[lbo-talk] Interesting article on the irrelevance of Abu Ghraib to Iraqis

Michael Pugliese michael098762001 at earthlink.net
Mon May 17 07:10:16 PDT 2004


On Mon, 17 May 2004 01:18:36 -0500, Chuck0 <chuck at mutualaid.org> wrote:


>
> Got together tonight with the Kansas City anarchists and wacthed the
> Battle of Algiers.
>
> The similarities to the situation in contemporary Iraq are uncanny.
>
> It will be interesting to see how quickly the US is defeated in Iraq and
> pulls out.


> Fuck the troops

No, Chuck fuck Wolfowitz, Perle', Bush, Rumsfeld and all the other militarists that sent the troops there. Contact Military Families Speak Out. Whatever Stan Goff's shortcomings (a weakness for 9-11 conspiranoia, http://www.apfn.org/apfn/wtc_media.htm he knows the successes of the GI movement component of the anti-Vietnam War movement.

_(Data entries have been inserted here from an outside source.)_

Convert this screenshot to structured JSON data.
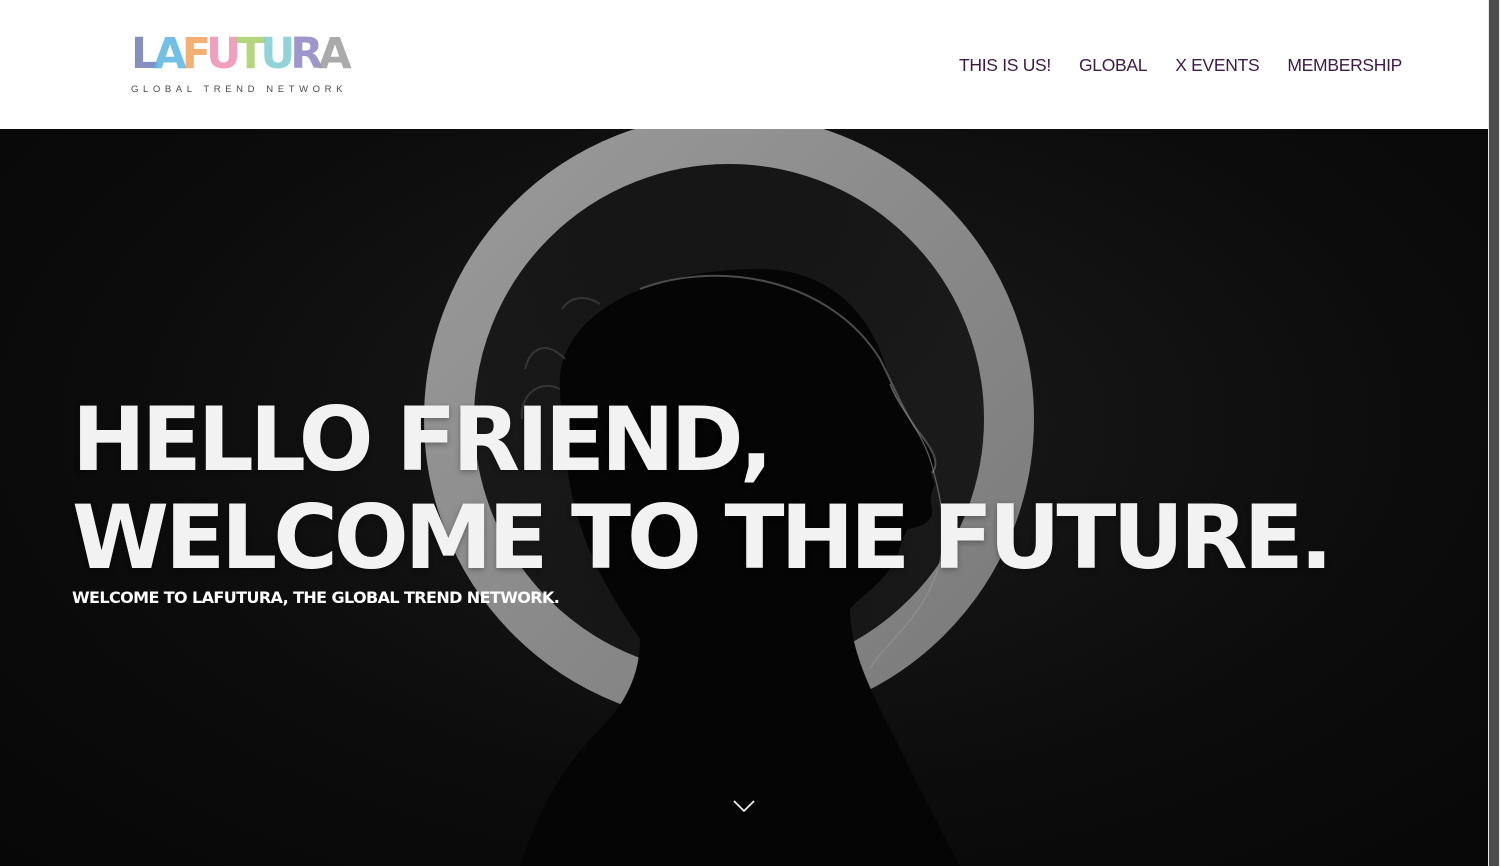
{
  "header": {
    "logo": {
      "letters": [
        "L",
        "A",
        "F",
        "U",
        "T",
        "U",
        "R",
        "A"
      ],
      "letter_colors": [
        "#6f7cb8",
        "#5bb6e3",
        "#f2a35a",
        "#ef8fb4",
        "#a9cf6b",
        "#7fcbd3",
        "#8c86c2",
        "#9c9c9c"
      ],
      "tagline": "GLOBAL TREND NETWORK"
    },
    "nav": [
      {
        "label": "THIS IS US!"
      },
      {
        "label": "GLOBAL"
      },
      {
        "label": "X EVENTS"
      },
      {
        "label": "MEMBERSHIP"
      }
    ]
  },
  "hero": {
    "title_line1": "HELLO FRIEND,",
    "title_line2": "WELCOME TO THE FUTURE.",
    "subtitle": "WELCOME TO LAFUTURA, THE GLOBAL TREND NETWORK.",
    "scroll_icon": "chevron-down-icon"
  },
  "colors": {
    "nav_text": "#3e1a47",
    "hero_text": "#f2f2f2",
    "hero_bg": "#0d0d0d",
    "ring": "#8a8a8a"
  }
}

The Pentagon's Film Festival A primer for The Battle of Algiers. By Charles Paul Freund Posted Wednesday, Aug. 27, 2003, at 4:59 PM PT http://slate.msn.com/id/2087577/ A column in the Washington Post reported http://www.washingtonpost.com/ac2/wp-dyn?pagename=article&contentId=A45136- 2003Aug25&notFound=true yesterday that the Pentagon's special operations chiefs have decided to screen The Battle of Algiers, Gillo Pontecorvo's 1965 classic film of urban terrorist insurgency, for Pentagon employees on Aug. 27. The decision to show Algiers, David Ignatius writes, is "one hopeful sign that the military is thinking creatively and unconventionally about Iraq." He even quotes from a Pentagon flier about the movie:

How to win a battle against terrorism and lose the war of ideas. ... Children shoot soldiers at point blank range. Women plant bombs in cafes. Soon the entire Arab population builds to a mad fervor. Sound familiar? The French have a plan. It succeeds tactically, but fails strategically. To understand why, come to a rare showing of this film.

It's welcome news that the military is thinking creatively about the American role in Iraq, but the lessons and pleasures of The Battle of Algiers are a lot more ambiguous than this Pentagon blurb implies. To praise the film for its strategic insights is to buy into the 1960s revolutionary mystique that it celebrates; it is the collapse of that very mystique that has contributed to the film's current obscurity and made screenings "rare.